Example: Imagine a simplified world in which you have a constant 25% marginal tax rate. And this year you could contribute $4,000 to a traditional IRA or $3,000 to a Roth IRA (because the $4,000 contribution to traditional only “costs” you $3,000 of cash flow given the $1,000 tax savings you’d get from the contribution). After the contribution, both accounts would grow (or shrink) by the same rate of return each year. And regardless of what that rate of return is or how long the period is, at the end, you would have 75% as much in the Roth account as in the tax-deferred account. And after applying a 25% tax to the traditional IRA balance, the amount that’s left is the same.
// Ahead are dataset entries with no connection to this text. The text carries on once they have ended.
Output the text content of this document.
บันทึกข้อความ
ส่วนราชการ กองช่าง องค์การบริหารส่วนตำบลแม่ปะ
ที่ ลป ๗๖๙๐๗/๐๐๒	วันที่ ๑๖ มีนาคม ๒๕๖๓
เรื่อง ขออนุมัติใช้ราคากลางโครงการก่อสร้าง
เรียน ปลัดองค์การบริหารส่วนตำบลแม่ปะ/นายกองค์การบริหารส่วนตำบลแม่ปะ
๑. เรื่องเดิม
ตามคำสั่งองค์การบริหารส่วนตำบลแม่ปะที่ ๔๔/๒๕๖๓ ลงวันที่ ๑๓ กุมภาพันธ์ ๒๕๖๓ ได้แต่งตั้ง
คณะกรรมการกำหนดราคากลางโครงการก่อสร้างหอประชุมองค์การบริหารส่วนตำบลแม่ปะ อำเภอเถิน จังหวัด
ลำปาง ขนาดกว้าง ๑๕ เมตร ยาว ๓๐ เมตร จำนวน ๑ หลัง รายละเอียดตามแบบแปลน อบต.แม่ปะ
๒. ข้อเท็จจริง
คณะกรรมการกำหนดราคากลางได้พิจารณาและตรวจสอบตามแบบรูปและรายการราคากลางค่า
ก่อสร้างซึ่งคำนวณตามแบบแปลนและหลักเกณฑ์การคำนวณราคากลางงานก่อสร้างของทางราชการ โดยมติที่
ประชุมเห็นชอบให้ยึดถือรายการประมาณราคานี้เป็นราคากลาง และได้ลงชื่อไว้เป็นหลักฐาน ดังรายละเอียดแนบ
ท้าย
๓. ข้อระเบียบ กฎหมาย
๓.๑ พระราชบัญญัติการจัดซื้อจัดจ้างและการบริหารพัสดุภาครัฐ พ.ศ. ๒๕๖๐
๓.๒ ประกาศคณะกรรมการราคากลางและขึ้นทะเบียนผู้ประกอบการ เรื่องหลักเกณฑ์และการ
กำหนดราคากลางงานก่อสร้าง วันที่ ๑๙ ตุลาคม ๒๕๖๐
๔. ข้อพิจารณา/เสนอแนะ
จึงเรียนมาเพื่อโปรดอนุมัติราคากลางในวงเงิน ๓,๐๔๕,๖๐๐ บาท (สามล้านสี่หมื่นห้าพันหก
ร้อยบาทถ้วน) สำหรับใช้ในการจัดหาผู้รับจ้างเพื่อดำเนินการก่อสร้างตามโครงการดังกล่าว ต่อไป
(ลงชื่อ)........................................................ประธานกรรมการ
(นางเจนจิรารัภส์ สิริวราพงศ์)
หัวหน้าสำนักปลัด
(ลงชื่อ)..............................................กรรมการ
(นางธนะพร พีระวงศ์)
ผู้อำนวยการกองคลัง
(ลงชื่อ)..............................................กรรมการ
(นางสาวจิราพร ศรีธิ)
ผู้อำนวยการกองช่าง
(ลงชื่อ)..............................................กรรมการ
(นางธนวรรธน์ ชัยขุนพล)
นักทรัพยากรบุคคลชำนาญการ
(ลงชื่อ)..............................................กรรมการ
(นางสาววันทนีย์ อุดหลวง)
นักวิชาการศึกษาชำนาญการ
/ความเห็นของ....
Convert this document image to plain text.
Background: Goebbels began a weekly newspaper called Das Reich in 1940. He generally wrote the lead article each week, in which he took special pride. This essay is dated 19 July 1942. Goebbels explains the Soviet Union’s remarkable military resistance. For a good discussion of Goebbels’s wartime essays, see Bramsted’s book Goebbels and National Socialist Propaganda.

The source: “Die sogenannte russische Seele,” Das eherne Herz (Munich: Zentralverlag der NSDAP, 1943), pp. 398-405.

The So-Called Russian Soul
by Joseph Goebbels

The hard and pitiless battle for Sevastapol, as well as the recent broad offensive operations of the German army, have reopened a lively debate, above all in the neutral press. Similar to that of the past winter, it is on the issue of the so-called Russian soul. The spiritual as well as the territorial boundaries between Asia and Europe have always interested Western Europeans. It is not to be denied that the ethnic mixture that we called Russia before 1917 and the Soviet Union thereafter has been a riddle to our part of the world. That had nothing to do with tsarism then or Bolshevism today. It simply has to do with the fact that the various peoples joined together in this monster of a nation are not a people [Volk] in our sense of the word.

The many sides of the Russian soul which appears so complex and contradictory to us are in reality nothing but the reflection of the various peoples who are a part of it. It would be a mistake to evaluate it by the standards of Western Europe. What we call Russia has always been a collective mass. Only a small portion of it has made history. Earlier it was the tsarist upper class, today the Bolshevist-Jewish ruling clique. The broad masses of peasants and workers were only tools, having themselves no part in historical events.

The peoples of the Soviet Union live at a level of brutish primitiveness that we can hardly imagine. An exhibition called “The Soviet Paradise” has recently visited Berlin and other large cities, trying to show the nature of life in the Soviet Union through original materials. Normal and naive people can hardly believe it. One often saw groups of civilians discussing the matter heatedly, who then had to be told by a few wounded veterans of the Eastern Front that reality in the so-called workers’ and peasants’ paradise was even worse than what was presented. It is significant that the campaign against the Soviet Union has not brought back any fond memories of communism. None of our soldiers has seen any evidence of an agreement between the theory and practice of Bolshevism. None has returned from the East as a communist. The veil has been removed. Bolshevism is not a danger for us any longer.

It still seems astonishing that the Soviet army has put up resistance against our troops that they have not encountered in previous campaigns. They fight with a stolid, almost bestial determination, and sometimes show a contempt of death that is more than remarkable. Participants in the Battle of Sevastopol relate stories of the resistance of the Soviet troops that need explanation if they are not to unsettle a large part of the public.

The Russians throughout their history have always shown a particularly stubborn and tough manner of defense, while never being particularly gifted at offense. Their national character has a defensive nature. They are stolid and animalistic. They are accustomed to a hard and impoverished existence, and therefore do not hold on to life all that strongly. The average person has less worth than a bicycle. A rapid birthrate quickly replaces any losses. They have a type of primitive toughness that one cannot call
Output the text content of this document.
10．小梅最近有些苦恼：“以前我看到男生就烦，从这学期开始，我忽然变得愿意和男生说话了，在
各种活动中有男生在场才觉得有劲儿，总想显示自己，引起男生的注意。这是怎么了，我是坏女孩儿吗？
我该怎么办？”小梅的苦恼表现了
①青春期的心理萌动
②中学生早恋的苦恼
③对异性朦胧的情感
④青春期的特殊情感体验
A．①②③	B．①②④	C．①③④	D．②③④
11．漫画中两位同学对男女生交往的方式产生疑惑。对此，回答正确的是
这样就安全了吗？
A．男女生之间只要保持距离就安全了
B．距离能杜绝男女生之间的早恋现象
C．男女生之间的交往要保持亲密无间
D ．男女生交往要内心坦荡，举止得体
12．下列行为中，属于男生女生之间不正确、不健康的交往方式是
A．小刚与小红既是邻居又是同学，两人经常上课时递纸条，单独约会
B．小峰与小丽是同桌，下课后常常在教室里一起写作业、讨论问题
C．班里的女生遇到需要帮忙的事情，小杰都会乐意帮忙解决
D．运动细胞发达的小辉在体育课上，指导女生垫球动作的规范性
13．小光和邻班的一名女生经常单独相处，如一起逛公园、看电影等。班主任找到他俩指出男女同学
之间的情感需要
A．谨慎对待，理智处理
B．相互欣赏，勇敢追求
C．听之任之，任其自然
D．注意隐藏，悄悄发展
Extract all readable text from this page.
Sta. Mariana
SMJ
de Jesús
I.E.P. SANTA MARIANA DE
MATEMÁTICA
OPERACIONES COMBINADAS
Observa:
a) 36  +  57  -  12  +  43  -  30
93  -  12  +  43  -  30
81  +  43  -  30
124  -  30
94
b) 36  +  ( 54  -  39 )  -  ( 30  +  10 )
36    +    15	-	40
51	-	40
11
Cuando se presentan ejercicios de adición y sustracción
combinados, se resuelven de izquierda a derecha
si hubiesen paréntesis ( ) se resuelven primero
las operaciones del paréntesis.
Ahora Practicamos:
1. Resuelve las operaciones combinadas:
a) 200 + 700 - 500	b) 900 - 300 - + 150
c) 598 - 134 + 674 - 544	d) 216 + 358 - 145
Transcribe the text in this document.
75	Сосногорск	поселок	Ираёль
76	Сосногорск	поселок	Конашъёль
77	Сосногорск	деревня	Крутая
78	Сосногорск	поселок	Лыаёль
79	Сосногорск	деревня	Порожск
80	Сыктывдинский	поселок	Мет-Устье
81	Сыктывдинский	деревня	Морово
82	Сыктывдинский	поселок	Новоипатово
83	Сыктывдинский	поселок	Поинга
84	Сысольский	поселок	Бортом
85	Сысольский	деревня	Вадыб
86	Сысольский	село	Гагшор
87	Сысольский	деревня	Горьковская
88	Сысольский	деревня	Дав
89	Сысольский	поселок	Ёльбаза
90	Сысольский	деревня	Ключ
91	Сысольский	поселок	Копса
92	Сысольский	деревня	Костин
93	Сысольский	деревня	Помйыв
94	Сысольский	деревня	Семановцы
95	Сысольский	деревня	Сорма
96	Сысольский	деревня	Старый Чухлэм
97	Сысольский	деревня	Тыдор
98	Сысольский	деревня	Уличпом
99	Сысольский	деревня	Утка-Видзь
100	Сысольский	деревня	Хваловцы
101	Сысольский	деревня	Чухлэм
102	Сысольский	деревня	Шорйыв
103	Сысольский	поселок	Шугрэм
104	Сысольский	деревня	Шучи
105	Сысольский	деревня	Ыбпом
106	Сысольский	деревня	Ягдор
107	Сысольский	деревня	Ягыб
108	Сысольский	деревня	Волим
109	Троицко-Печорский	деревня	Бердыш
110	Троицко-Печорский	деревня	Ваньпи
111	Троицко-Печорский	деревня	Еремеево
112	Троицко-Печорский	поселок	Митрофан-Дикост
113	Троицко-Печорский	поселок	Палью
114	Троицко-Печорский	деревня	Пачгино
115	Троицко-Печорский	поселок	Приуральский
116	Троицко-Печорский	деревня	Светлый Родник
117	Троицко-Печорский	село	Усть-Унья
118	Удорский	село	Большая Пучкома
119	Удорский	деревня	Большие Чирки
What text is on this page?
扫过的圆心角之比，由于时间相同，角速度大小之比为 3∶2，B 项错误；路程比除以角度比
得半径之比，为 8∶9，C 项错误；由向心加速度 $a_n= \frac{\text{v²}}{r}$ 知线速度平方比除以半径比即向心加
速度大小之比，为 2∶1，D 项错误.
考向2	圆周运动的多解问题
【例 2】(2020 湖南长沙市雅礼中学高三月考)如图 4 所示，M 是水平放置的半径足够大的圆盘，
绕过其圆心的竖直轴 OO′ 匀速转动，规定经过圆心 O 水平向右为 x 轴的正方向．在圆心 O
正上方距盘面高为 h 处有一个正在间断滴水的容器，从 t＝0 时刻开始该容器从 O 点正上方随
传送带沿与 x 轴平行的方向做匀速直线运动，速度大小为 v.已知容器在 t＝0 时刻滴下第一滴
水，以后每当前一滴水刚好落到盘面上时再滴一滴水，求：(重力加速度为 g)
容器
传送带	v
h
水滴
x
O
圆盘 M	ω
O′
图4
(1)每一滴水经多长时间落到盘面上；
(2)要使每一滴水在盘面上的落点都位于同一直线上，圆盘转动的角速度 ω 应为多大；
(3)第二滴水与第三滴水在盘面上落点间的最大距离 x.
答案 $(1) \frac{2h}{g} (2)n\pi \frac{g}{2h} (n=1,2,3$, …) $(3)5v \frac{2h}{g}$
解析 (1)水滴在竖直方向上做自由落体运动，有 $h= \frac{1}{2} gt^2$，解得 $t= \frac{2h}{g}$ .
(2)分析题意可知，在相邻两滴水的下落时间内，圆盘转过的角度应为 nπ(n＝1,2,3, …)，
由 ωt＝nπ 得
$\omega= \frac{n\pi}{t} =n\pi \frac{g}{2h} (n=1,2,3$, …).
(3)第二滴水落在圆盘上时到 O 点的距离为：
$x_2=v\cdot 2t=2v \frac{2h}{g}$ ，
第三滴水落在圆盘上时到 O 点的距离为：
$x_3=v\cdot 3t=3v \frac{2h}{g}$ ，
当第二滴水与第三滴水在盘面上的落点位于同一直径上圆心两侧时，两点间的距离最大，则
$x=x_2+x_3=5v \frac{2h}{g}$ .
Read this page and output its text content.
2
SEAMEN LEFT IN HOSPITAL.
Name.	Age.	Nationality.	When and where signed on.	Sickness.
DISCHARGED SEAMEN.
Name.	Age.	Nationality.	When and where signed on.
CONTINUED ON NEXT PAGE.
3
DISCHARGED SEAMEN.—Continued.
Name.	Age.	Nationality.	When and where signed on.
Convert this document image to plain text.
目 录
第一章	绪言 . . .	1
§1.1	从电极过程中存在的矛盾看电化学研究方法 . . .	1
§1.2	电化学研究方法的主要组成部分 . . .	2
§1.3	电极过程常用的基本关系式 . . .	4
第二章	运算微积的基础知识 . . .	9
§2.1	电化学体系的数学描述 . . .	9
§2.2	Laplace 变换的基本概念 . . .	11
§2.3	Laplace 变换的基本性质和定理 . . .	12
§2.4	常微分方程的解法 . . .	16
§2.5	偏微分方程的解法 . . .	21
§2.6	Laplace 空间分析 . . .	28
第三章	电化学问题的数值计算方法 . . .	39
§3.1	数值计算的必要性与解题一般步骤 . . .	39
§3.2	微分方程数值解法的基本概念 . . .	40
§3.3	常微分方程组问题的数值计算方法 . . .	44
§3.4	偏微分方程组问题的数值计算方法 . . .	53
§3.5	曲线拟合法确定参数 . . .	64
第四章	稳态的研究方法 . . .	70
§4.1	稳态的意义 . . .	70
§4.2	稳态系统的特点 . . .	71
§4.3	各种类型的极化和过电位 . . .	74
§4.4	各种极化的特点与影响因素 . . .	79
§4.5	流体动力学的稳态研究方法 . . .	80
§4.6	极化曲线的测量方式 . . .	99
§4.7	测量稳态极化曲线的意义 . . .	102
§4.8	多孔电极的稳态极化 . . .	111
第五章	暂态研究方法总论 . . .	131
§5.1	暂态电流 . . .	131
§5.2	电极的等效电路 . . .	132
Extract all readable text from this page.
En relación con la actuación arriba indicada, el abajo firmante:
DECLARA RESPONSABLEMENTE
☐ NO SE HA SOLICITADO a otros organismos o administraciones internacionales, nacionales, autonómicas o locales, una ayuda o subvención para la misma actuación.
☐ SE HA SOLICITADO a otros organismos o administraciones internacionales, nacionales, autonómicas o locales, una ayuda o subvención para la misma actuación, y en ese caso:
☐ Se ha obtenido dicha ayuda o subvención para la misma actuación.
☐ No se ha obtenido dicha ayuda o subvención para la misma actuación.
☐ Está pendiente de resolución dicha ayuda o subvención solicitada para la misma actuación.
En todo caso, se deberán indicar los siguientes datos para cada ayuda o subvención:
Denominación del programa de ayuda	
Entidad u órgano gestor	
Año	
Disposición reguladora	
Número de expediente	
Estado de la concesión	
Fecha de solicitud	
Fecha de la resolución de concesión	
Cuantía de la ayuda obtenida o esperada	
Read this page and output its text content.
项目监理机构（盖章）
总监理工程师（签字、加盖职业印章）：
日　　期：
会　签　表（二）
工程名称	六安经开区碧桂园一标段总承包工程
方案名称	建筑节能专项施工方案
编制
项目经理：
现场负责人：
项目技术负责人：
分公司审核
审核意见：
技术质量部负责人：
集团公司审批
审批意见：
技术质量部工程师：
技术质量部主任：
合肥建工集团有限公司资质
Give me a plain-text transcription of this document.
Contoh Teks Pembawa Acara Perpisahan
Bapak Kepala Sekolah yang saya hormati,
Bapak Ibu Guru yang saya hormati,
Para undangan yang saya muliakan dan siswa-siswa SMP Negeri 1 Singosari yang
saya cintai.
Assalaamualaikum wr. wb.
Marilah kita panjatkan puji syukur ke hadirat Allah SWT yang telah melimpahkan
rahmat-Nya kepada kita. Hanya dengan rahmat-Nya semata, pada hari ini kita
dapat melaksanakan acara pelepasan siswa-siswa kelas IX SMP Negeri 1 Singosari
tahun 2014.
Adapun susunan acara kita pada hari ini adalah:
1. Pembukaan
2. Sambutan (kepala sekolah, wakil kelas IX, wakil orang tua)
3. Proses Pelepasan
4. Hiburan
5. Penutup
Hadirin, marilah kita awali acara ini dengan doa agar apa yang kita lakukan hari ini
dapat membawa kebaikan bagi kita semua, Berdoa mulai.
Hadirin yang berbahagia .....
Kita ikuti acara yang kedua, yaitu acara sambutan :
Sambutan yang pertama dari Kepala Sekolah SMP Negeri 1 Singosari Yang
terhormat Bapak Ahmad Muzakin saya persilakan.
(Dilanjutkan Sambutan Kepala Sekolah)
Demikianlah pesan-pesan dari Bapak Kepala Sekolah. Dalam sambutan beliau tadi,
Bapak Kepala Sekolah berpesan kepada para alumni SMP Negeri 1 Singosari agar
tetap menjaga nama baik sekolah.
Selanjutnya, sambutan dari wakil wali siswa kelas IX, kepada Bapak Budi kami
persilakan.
So again, both Roth accounts and tax-deferred accounts get to grow tax-free. And that’s a big deal. It’s why maxing out your retirement accounts each year (if you have the cash flow to do so) is a good default recommendation before investing at all in a taxable brokerage account.

Of course, our simplified example above is unrealistic. In real life we don’t have a constant marginal tax rate. And so it’s worthwhile to try to judge whether your marginal tax rate at the time of the contribution is more or less than the tax rate you expect to face at the time the money comes out of the account later. (If your current tax rate is higher, tax-deferred contributions are preferable. If your current tax rate is lower, Roth contributions are preferable.)

But when in doubt — and frankly that’s a lot of the time because it’s hard to predict what marginal tax rate you’ll face many years from now — I think it’s prudent to prioritize Roth contributions.

That’s because Roth accounts have a few major advantages over tax-deferred accounts — advantages completely separate from this current-tax-rate-vs-future-tax-rate analysis.

  • Roth accounts do not have required minimum distributions (RMDs) during your lifetime.
  • Contributions to a Roth IRA can be taken back out, tax-free and penalty-free at any age. (Ditto for contributions to a Roth 401(k) or Roth 403(b) that have been rolled over to a Roth IRA.)
  • If you’re maxing out your contributions, Roth accounts have the advantage of effectively letting you shelter more dollars than tax-deferred accounts do. That is, when you contribute to tax-deferred accounts, a portion of that money (specifically, the portion that will ultimately go toward taxes when you take the money out) is effectively the government’s money. So you’re using up a portion of your contribution limit for something that doesn’t benefit you, whereas when you contribute to Roth accounts, the full amount is yours.

So contributing to a tax-deferred account instead of a Roth account only makes sense if your “I have a higher marginal tax rate now than I’ll have when these dollars come of the account later” bet turns out to be right and that difference in tax rate outweighs those three factors above.

To summarize:

  • The idea that with tax-deferred contributions you have to pay tax on the growth — and that you should therefore prioritize Roth contributions instead of tax-deferred contributions — is a fundamental misunderstanding of the math involved.
  • But Roth accounts are often preferable, for a completely separate list of reasons.